The financial backing for Values Are Vital comes from two of Kreegel’s childhood friends from Miami, he told the Daily News editorial board, which later endorsed him. FEC filings identify the initial donors as Ronald Firman and Martin Burns. Firman used a Miami post-office box as his address. Burns lives in Las Vegas, where he is a lawyer.

Firman said in a brief telephone interview that he is in the financial services industry. Burns didn’t return telephone calls and e-mails.

“We support Dr. Kreegel because we know that he would make a great Congressman because he is a true conservative, highly intelligent, knowledgeable, capable, and is an individual of high integrity,” Firman said in an e-mail.

In the Daily News interview, Kreegel said he needed his friends’ help.

“This is going to be a vastly foreshortened race, and the idea of collecting money again once you’ve lost a race becomes much more difficult,” said Kreegel, whose FEC disclosure reports show he had raised $126,005 through April 2.

No Debts

Campaign manager Alex Melendez said in an e-mailed response to questions from Bloomberg for this article that “Paige will not owe them anything if elected.”

To donor John Jordan, that rings true. Jordan, a California winery owner, spent $1.5 million on a pop-up super-PAC to help Massachusetts Senate candidate Gabriel Gomez last year. Gomez, a Republican, lost.
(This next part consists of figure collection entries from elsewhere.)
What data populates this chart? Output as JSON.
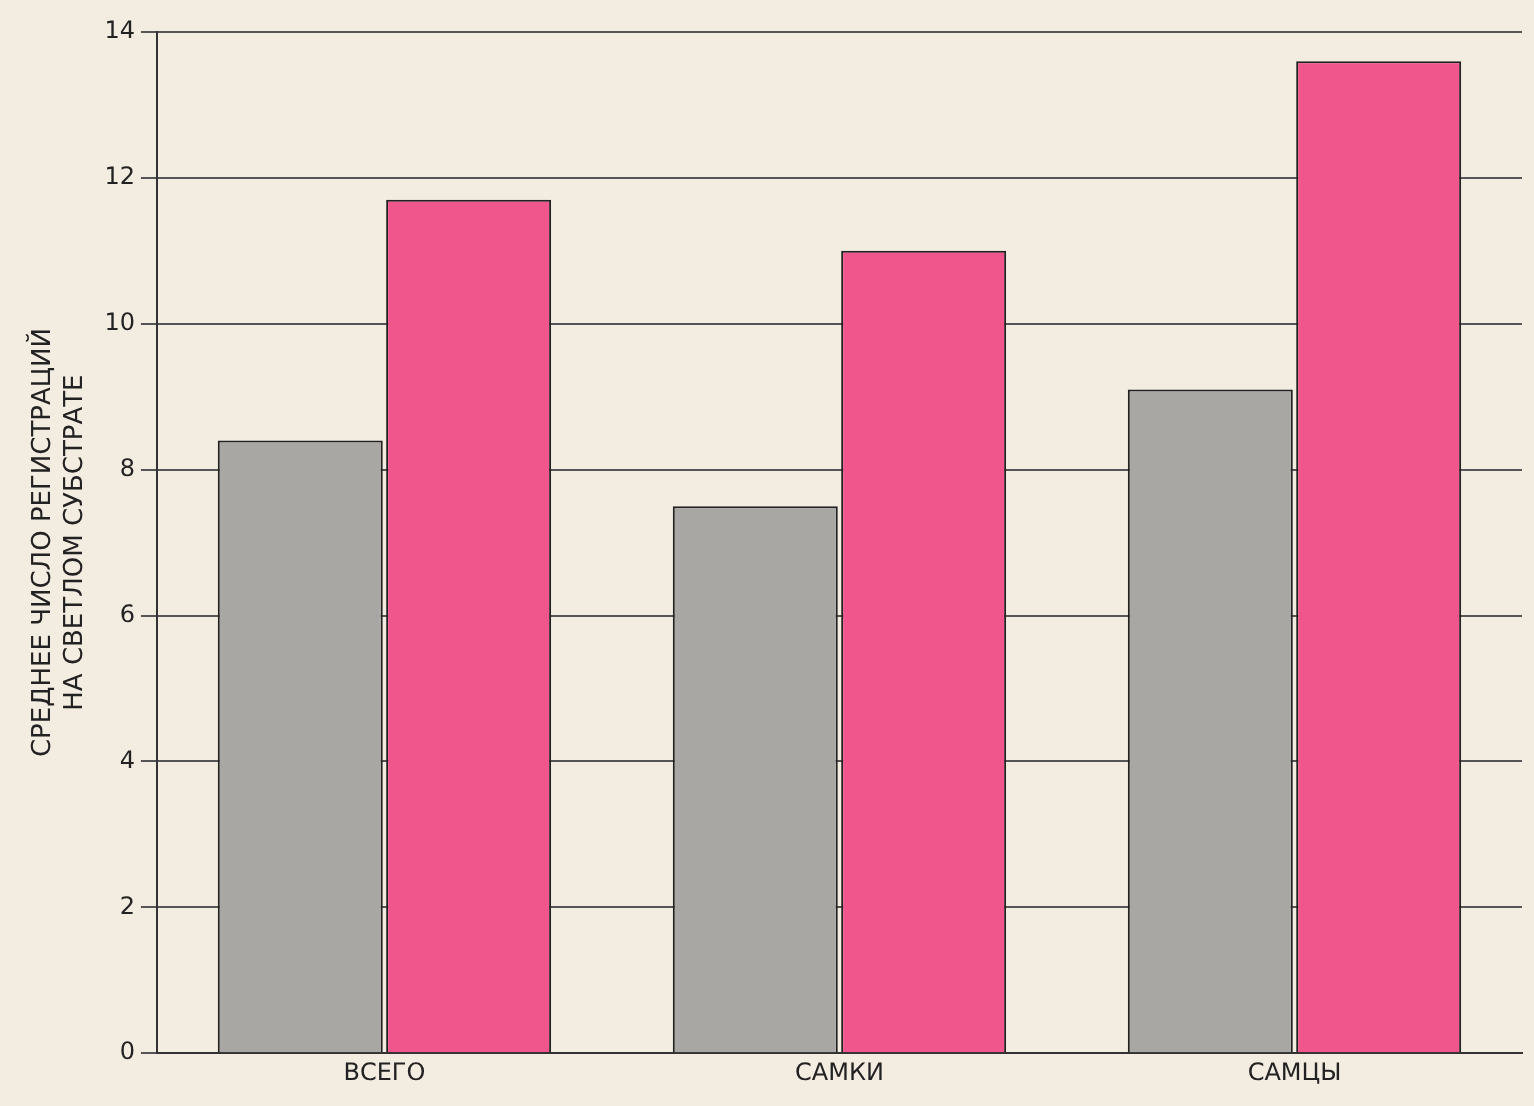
{
  "chart_data": {
    "type": "bar",
    "ylabel": "СРЕДНЕЕ ЧИСЛО РЕГИСТРАЦИЙ\nНА СВЕТЛОМ СУБСТРАТЕ",
    "categories": [
      "ВСЕГО",
      "САМКИ",
      "САМЦЫ"
    ],
    "series": [
      {
        "color": "#a9a7a4",
        "values": [
          8.4,
          7.5,
          9.1
        ]
      },
      {
        "color": "#f0568c",
        "values": [
          11.7,
          11.0,
          13.6
        ]
      }
    ],
    "ylim": [
      0,
      14
    ],
    "yticks": [
      0,
      2,
      4,
      6,
      8,
      10,
      12,
      14
    ],
    "grid": "y"
  }
}
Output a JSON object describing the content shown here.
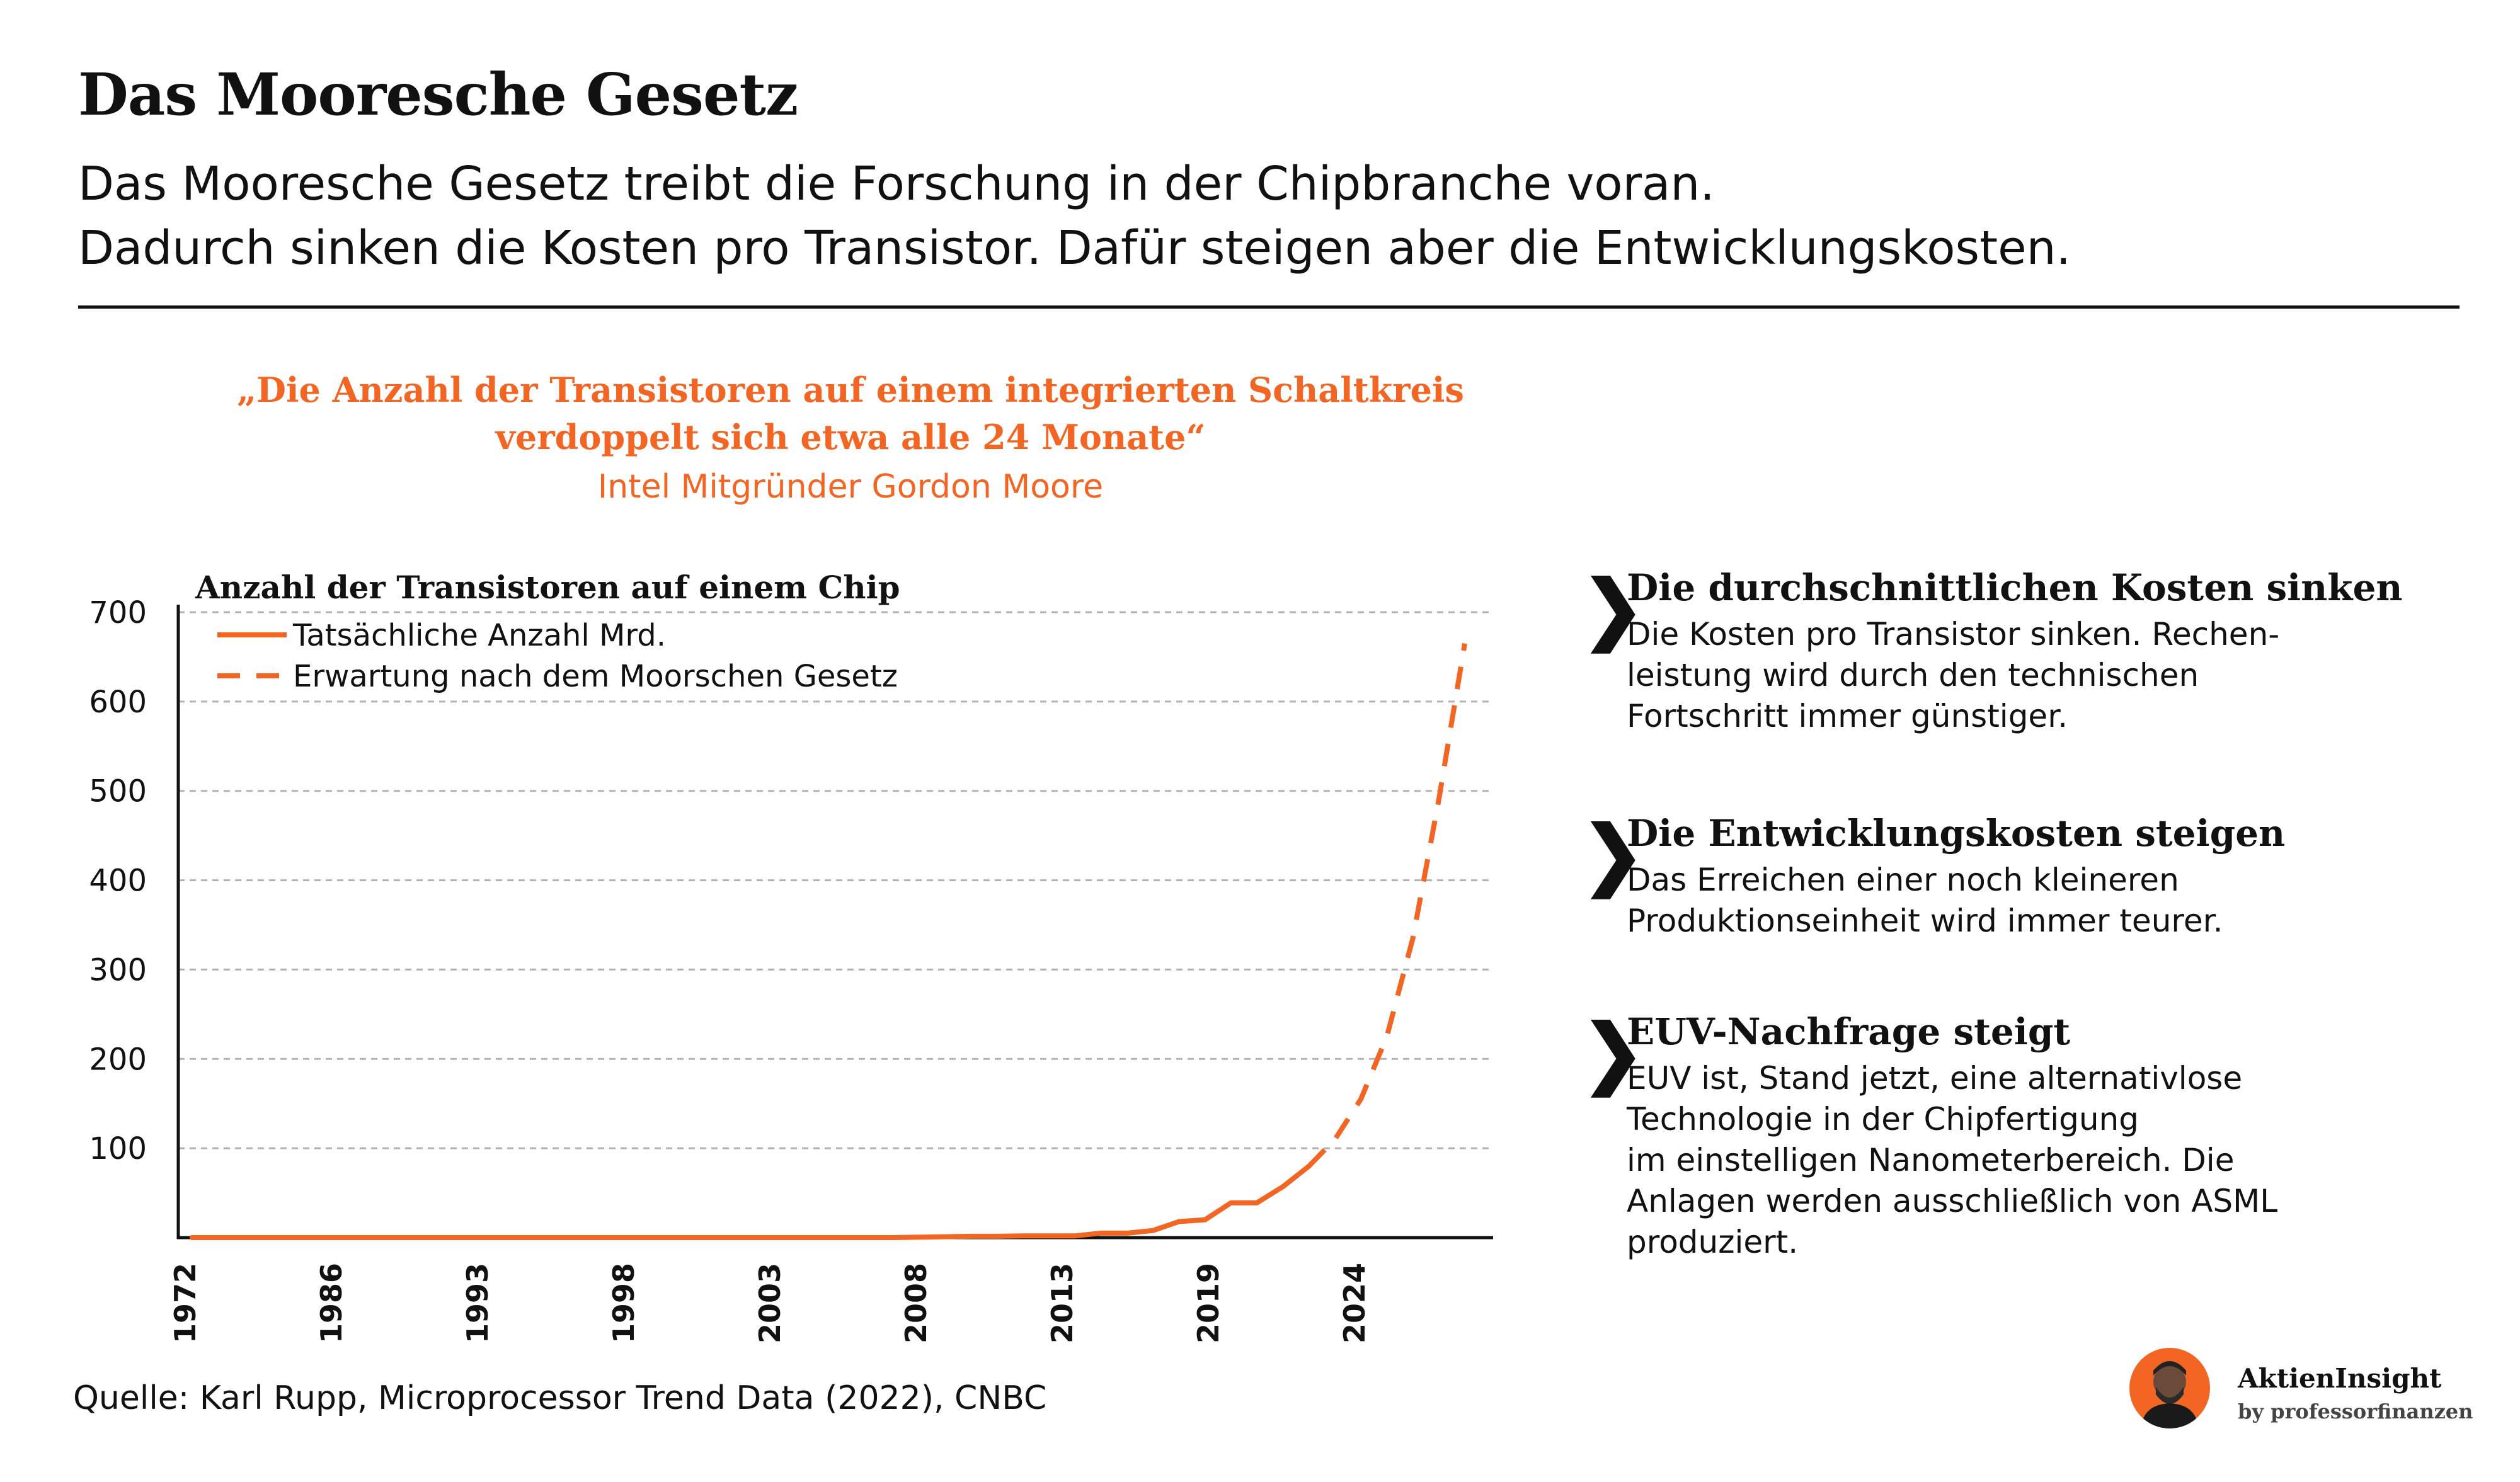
{
  "header": {
    "title": "Das Mooresche Gesetz",
    "subtitle_line1": "Das Mooresche Gesetz treibt die Forschung in der Chipbranche voran.",
    "subtitle_line2": "Dadurch sinken die Kosten pro Transistor. Dafür steigen aber die Entwicklungskosten."
  },
  "quote": {
    "line1": "„Die Anzahl der Transistoren auf einem integrierten Schaltkreis",
    "line2": "verdoppelt sich etwa alle 24 Monate“",
    "author": "Intel Mitgründer Gordon Moore"
  },
  "colors": {
    "accent": "#f26522",
    "text": "#111111",
    "grid": "#b3b3b3"
  },
  "chart_data": {
    "type": "line",
    "title": "Anzahl der Transistoren auf einem Chip",
    "xlabel": "",
    "ylabel": "",
    "ylim": [
      0,
      700
    ],
    "yticks": [
      100,
      200,
      300,
      400,
      500,
      600,
      700
    ],
    "x_tick_labels": [
      "1972",
      "1986",
      "1993",
      "1998",
      "2003",
      "2008",
      "2013",
      "2019",
      "2024"
    ],
    "grid": true,
    "legend_position": "top-left",
    "series": [
      {
        "name": "Tatsächliche Anzahl Mrd.",
        "style": "solid",
        "color": "#f26522",
        "points": [
          [
            0,
            0
          ],
          [
            1,
            0
          ],
          [
            2,
            0
          ],
          [
            3,
            0
          ],
          [
            4,
            0
          ],
          [
            5,
            0
          ],
          [
            6,
            0
          ],
          [
            7,
            0
          ],
          [
            8,
            0
          ],
          [
            9,
            0
          ],
          [
            10,
            0
          ],
          [
            11,
            0
          ],
          [
            12,
            0
          ],
          [
            13,
            0
          ],
          [
            14,
            0
          ],
          [
            15,
            0
          ],
          [
            16,
            0
          ],
          [
            17,
            0
          ],
          [
            18,
            0
          ],
          [
            19,
            0
          ],
          [
            20,
            0
          ],
          [
            21,
            0
          ],
          [
            22,
            0
          ],
          [
            23,
            0
          ],
          [
            24,
            0
          ],
          [
            25,
            0
          ],
          [
            26,
            0
          ],
          [
            27,
            0
          ],
          [
            28,
            0.5
          ],
          [
            29,
            1
          ],
          [
            30,
            1.5
          ],
          [
            31,
            1.5
          ],
          [
            32,
            2
          ],
          [
            33,
            2
          ],
          [
            34,
            2
          ],
          [
            35,
            5
          ],
          [
            36,
            5
          ],
          [
            37,
            8
          ],
          [
            38,
            18
          ],
          [
            39,
            20
          ],
          [
            40,
            39
          ],
          [
            41,
            39
          ],
          [
            42,
            57
          ],
          [
            43,
            80
          ]
        ]
      },
      {
        "name": "Erwartung nach dem Moorschen Gesetz",
        "style": "dashed",
        "color": "#f26522",
        "points": [
          [
            43,
            80
          ],
          [
            44,
            110
          ],
          [
            45,
            155
          ],
          [
            46,
            225
          ],
          [
            47,
            335
          ],
          [
            48,
            490
          ],
          [
            49,
            665
          ]
        ]
      }
    ]
  },
  "points": [
    {
      "chevron": "❯",
      "heading": "Die durchschnittlichen Kosten sinken",
      "body": "Die Kosten pro Transistor sinken. Rechen-\nleistung wird durch den technischen\nFortschritt immer günstiger."
    },
    {
      "chevron": "❯",
      "heading": "Die Entwicklungskosten steigen",
      "body": "Das Erreichen einer noch kleineren\nProduktionseinheit wird immer teurer."
    },
    {
      "chevron": "❯",
      "heading": "EUV-Nachfrage steigt",
      "body": "EUV ist, Stand jetzt, eine alternativlose\nTechnologie in der Chipfertigung\nim einstelligen Nanometerbereich. Die\nAnlagen werden ausschließlich von ASML\nproduziert."
    }
  ],
  "footer": {
    "source": "Quelle: Karl Rupp, Microprocessor Trend Data (2022), CNBC",
    "brand_name": "AktienInsight",
    "brand_sub": "by professorfinanzen"
  }
}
“I have no legislation pending before Congress, so why would I want to buy anybody? What would I do with them?” he asked, adding that his political donations reflect his patriotism.

“Anyway, major donors will tell you that candidates who receive help are so sensitive to that image that they almost go out of their way to screw donors to prove it is above board,” Jordan said.

Kentucky Senate

Because outside groups can activate quickly, with just one or two big checks, it’s easier for them to jump into an election early with a bout of TV advertising.

That’s the state of play in Kentucky, where Senator Mitch McConnell faces a competitive Republican primary in May and, if he prevails, a well-funded Democratic opponent in November.

Two McConnell supporter groups have focused on the general election, and they’ve been chipping away at Democratic hopeful Alison Lundergan Grimes for almost a year. While Grimes has yet to air a single ad, pro-McConnell forces -- his campaign, the super-PAC Kentuckians for Strong Leadership, and a nonprofit Kentucky Opportunity Coalition -- have broadcast about 5,000 ads, CMAG data shows.

The commercials paint Grimes as a yes-woman for Obama and Democratic Senate Majority Leader Harry Reid.

Kentuckians for Strong Leadership isn’t so much a group of Kentuckians; a Bloomberg review of its initial fundraising showed only 2 percent of its receipts came from in-state. Its most recent FEC filing, for the first three months of this year, shows that about 80 percent of the money still comes from out of state. One of the biggest check-writers was Joseph Craft III, president and chief executive officer of Alliance Resource Partners LP, a Tulsa-based coal producer. He gave $100,000 through his JWC III Revocable Trust.